Killing the Turnpike Commission AND the raid on I-80 might just be worth it.
They'll stop our military from using it. And they'll add IEDs. It's true! I read it on FR.
We have a Spanish group running the “interstate” system here in Chile. The roads are GREAT but DAMN are they expensive. Watch what you wish for!
Franco saved the nation from communism by killing off the traitorous Spaniards and running the commissars and the Abraham Lincoln Brigade out of the country. How ironic that they're back and making investments like this one in another nation's infrastructure.
American politicians are killing our country.
I wonder if Germany is interested in selling the autobahn? I wonder where we would get the money? The Germans wouldn't want to be paid in the toilet paper we call money?
Just think if America bought the autobahn a speed limit would be established cutting down the number of tragic high-speed deaths and injuries.

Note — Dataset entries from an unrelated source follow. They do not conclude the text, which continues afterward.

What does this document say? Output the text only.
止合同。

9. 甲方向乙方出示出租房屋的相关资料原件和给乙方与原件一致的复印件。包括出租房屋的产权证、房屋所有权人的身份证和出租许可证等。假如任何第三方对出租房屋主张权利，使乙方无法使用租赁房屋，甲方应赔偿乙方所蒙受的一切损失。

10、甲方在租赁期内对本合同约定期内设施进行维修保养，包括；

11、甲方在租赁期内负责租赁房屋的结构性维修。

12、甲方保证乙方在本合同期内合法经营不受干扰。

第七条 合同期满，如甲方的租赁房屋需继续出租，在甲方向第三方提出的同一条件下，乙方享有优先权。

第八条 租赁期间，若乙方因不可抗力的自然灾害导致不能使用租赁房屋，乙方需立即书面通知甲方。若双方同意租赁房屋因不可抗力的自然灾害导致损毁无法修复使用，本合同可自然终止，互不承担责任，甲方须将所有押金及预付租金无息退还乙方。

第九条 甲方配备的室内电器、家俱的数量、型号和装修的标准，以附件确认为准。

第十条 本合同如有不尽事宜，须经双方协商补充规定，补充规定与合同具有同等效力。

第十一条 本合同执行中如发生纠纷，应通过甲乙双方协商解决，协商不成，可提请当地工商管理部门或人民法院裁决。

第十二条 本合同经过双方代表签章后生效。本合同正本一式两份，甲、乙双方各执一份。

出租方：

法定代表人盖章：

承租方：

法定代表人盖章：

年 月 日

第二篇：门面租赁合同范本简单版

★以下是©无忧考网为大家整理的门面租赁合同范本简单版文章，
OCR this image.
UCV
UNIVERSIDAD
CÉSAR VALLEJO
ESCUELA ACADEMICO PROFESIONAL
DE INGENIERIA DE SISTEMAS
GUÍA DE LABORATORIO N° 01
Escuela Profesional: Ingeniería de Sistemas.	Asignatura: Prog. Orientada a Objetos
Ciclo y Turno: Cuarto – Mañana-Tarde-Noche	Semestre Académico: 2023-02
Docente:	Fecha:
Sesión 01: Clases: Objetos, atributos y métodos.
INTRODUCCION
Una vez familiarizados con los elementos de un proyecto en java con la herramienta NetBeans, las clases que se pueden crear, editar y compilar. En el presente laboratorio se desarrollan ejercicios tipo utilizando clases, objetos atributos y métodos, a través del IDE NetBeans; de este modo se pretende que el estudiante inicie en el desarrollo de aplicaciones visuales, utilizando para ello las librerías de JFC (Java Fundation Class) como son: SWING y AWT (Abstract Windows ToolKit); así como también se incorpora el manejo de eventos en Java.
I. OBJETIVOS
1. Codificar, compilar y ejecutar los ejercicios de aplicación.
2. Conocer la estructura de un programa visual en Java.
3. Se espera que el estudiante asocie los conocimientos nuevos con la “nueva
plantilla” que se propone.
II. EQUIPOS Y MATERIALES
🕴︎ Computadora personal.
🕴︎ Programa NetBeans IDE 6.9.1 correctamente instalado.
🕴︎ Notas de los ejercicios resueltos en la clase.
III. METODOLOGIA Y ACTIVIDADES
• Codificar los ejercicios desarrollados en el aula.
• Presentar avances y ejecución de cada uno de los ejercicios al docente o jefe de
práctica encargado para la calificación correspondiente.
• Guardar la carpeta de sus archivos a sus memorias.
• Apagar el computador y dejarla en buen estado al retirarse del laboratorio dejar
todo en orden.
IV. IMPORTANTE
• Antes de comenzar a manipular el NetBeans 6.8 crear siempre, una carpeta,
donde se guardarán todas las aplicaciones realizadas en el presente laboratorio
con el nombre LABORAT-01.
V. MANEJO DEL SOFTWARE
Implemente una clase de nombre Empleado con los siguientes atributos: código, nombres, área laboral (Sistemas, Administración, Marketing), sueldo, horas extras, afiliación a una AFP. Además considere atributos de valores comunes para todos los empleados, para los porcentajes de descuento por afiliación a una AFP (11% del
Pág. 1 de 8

You mean America's Royal Class? I doubt it. Until Madame Dufarge breaks out her knitting needles, of course.
I don’t know where to look, but I’d imagine that U.S. direct investment overseas totals $300 billion a year, or thereabouts. A U.S. firm owning the autobahn is a funny notion. Our trial lawyers would have a feast.
Just when you though Fast Eddie couldn’t do something any dumber.....
And HE is on the Dem’s VP short list? I heard Beckel say that Rendell would be his first pick for VP.
Going home to dig the shelter another 10 feet deep.....
Funny, considering the trade surplus ($44.7 billion in 2007) they run with us.